I encountered a following assembly instruction and rax, qword ptr [0xff5ff098]
What i want to know is what is memory address which will be accessed in the following instruction.
Will the memory address 0xff5ff098
be zero extended or will it be extended by most significant bit ?
In Intel Pin
tool the api IARG_MEMORYREAD_EA
is giving it as extended by 1 i.e. it is giving the following address 0xffffffffff5ff098
. Is this address a possible address ?
I am working on a 64 bit machine.
How is it encoded? RIP-relative or absolute?
If absolute, it's using the sign-extended-disp32 addressing mode (because 32-bit displacements in addressing modes are always sign extended, even when there are no registers involved).
If it's RIP-relative, then your disassembler should be showing you the correct final address, calculated from RIP + rel32.
Either your disassembler or PIN are showing it incorrectly, since if it's really sign-extended to 64-bit, your disassembler should be showing you that.
And yes, both RIP-relative and absolute addressing are possible in x86-64.
x86-32 had two redundant ways to encode [disp32]

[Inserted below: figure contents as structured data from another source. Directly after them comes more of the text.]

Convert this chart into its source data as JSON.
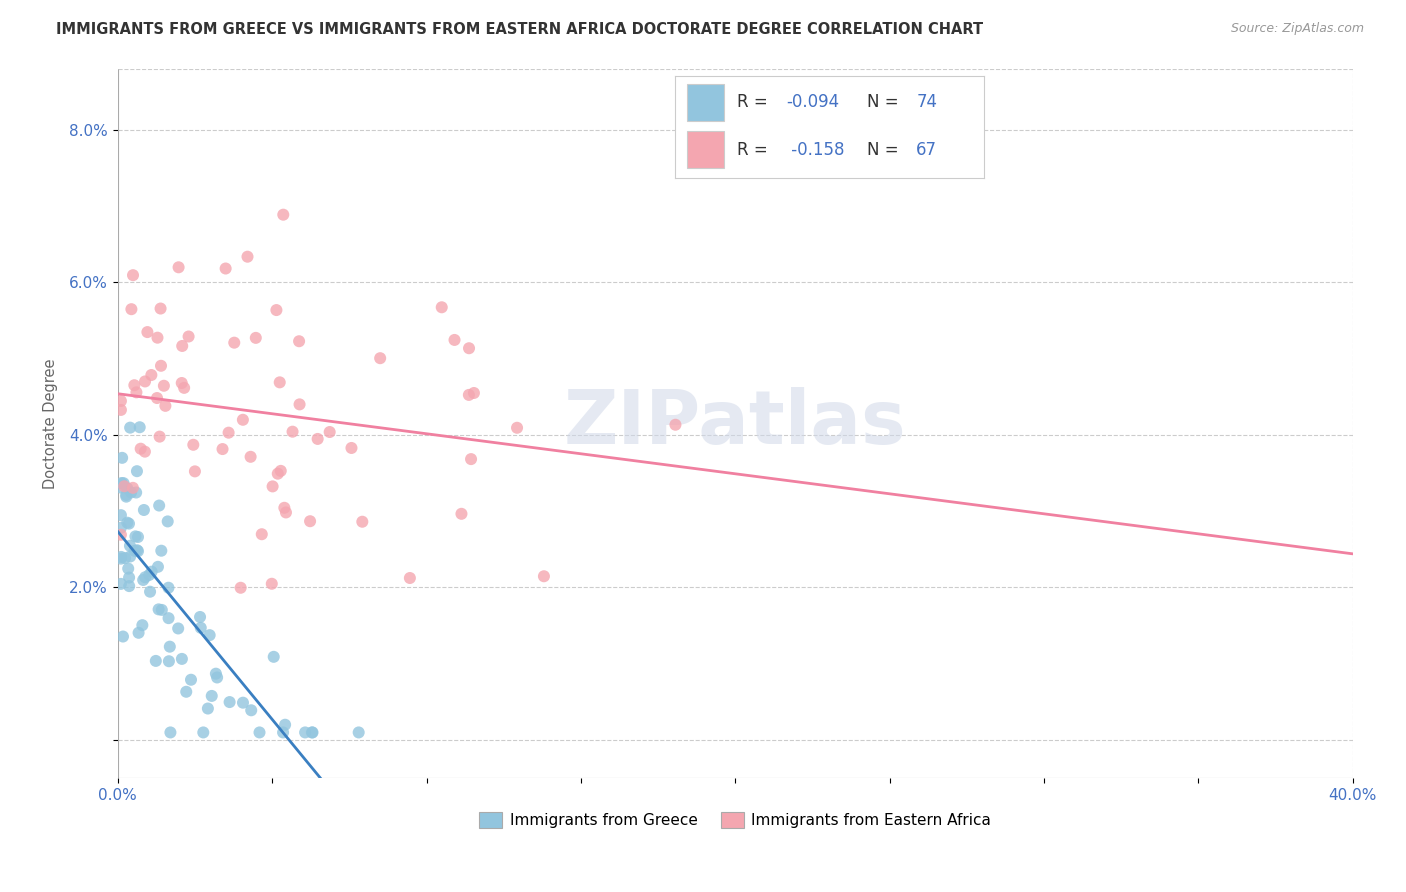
{
  "title": "IMMIGRANTS FROM GREECE VS IMMIGRANTS FROM EASTERN AFRICA DOCTORATE DEGREE CORRELATION CHART",
  "source": "Source: ZipAtlas.com",
  "ylabel": "Doctorate Degree",
  "legend_label1": "Immigrants from Greece",
  "legend_label2": "Immigrants from Eastern Africa",
  "xlim": [
    0.0,
    0.4
  ],
  "ylim": [
    -0.005,
    0.088
  ],
  "yticks": [
    0.0,
    0.02,
    0.04,
    0.06,
    0.08
  ],
  "ytick_labels": [
    "",
    "2.0%",
    "4.0%",
    "6.0%",
    "8.0%"
  ],
  "xtick_labels": [
    "0.0%",
    "",
    "",
    "",
    "",
    "",
    "",
    "",
    "40.0%"
  ],
  "xticks": [
    0.0,
    0.05,
    0.1,
    0.15,
    0.2,
    0.25,
    0.3,
    0.35,
    0.4
  ],
  "greece_R": -0.094,
  "greece_N": 74,
  "ea_R": -0.158,
  "ea_N": 67,
  "greece_color": "#92C5DE",
  "ea_color": "#F4A6B0",
  "greece_line_color": "#3A7FC1",
  "ea_line_color": "#F080A0",
  "dash_line_color": "#A0C8E8",
  "tick_color": "#4472C4",
  "watermark_color": "#D0D8E8",
  "watermark": "ZIPatlas",
  "title_fontsize": 10.5,
  "source_fontsize": 9
}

addressing modes with no registers. x86-64 repurposes the shorter one as RIP-relative, and leaves the longer one as [sign-extended-disp32]
absolute addressing.
I'll use NASM syntax for an example. You can use default rel
to use RIP-relative by default, and you can override on a case-by-case basis like this:
MOV RAX, [abs FS:_start] ; _start just as something that assembles
MOV RAX, [rel FS:_start] ; RIP-rel for thread-local is usually not useful!
64 48 8b 04 25 b5 00 40 00 mov rax,QWORD PTR fs:0x4000b5
64 48 8b 05 e7 fe ff ff mov rax,QWORD PTR fs:[rip+0xfffffffffffffee7] # 4000b5 <_start>
Is this address a possible address ?
Yes, addresses in the upper half of the canonical range are used. e.g. less /proc/self/maps
shows that Linux maps the vsyscall
page it exports into high address space:
ffffffffff600000-ffffffffff601000 r-xp 00000000 00:00 0 [vsyscall]
Canonical address means that bits [63:48]
are copies of bit 47. i.e. the address is what you would get from sign-extending the low 48 bits. Non-canonical addresses will always fault on current hardware, so if you want to implement something like tagged pointers with those redundant bits, you still have to redo the sign-extension before dereferencing.
Note that qword ptr
tells you the operand-size, not anything about how the addressing mode is encoded.